The type of question a doctor asks is only half of a successful medical dialogue. “The physician should respond to the patient’s emotions,” Roter continued. Most patients are gripped by fear and anxiety; some also carry a sense of shame about their disease. But a doctor gives more than psychological relief by responding empathetically to a patient. “The patient does not want to appear stupid or waste the doctor’s time,” Roter said. “Even if the doctor asks the right questions, the patient may not be forthcoming because of his emotional state. The goal of a physician is to get to the story, and to do so he has to understand the patient’s emotions.”

Falchuk immediately discerned emotions in Anne that would inhibit her from telling her tale. He tried to put her at ease by responding sympathetically to her history. He did something else that Roter believes is essential in eliciting information: he turned her anxiety and reticence around and engaged her by indicating that he was listening actively, that he wanted to hear more. His simple interjections — “uh-huh, I’m with you, go on” — implied to Anne Dodge that what she was saying was important to him.

Judy Hall, the social psychologist, has focused further on the emotional dimension of the dialogue between doctor and patient: whether the doctor appears to like the patient and whether the patient likes the doctor. She discovered that those feelings are hardly secret on either side of the table. In studies of primary care physicians and surgeons, patients knew remarkably accurately how the doctor actually felt about them. Much of this, of course, comes from nonverbal behavior: the physician’s facial expressions, how he is seated, whether his gestures are warm and welcoming or formal and remote. “The doctor is supposed to be emotionally neutral and evenhanded with everybody,” Hall said, “and we know that’s not true.”

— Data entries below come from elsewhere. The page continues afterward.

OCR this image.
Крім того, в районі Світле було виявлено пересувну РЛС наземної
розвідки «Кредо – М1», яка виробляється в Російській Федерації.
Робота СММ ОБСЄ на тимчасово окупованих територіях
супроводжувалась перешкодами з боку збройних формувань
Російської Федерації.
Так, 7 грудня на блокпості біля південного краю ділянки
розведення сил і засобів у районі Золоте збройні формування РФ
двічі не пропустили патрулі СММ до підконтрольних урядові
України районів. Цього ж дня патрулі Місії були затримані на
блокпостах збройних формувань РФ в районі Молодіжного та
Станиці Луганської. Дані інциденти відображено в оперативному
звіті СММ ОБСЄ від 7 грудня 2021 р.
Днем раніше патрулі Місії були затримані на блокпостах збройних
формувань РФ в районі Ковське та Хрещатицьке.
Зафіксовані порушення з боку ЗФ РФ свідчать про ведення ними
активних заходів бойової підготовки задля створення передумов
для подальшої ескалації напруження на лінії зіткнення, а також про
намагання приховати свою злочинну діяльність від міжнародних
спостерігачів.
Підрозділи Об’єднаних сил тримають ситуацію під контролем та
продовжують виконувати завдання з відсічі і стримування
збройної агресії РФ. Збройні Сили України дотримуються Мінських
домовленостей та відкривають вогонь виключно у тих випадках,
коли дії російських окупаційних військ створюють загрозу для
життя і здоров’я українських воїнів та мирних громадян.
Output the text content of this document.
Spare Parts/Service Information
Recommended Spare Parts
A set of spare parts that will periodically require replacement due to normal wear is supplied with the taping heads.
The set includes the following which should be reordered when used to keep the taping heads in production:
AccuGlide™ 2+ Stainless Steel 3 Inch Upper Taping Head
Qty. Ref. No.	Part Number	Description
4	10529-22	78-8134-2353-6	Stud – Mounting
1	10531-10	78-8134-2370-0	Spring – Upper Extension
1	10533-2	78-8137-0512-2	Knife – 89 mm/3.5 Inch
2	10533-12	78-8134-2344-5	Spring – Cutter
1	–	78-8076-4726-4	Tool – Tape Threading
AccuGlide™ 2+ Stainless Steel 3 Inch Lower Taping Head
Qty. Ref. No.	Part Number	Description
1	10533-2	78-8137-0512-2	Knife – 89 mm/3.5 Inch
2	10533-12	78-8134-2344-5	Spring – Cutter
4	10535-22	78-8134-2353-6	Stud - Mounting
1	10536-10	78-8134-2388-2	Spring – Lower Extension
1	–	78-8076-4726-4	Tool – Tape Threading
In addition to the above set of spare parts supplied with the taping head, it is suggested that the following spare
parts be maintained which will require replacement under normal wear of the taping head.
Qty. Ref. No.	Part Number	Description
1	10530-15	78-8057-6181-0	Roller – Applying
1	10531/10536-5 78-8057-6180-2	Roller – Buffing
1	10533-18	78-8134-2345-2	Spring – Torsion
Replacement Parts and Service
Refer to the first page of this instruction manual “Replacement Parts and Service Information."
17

Her research on rapport between doctors and patients bears on Anne Dodge’s case. Hall discovered that the sickest patients are the least liked by doctors, and that very sick people sense this disaffection. Overall, doctors tend to like healthier people more. Why is this? “I am not a doctor- basher,” Hall said. “Some doctors are averse to the very ill, and the reasons for this are quite forgivable.” Many doctors have deep feelings of failure when dealing with diseases that resist even the best therapy; in such cases they become frustrated, because all their hard work seems in vain. So they stop trying. In fact, few physicians welcome patients like Anne Dodge warmly. Consider: fifteen years of anorexia nervosa and bulimia, a disorder with a social stigma, a malady that is often extremely difficult to remedy. Consider also how much time and attention Anne had been given over those fifteen years by so many caregivers, without a glimmer of improvement. And by December 2004, she was only getting worse.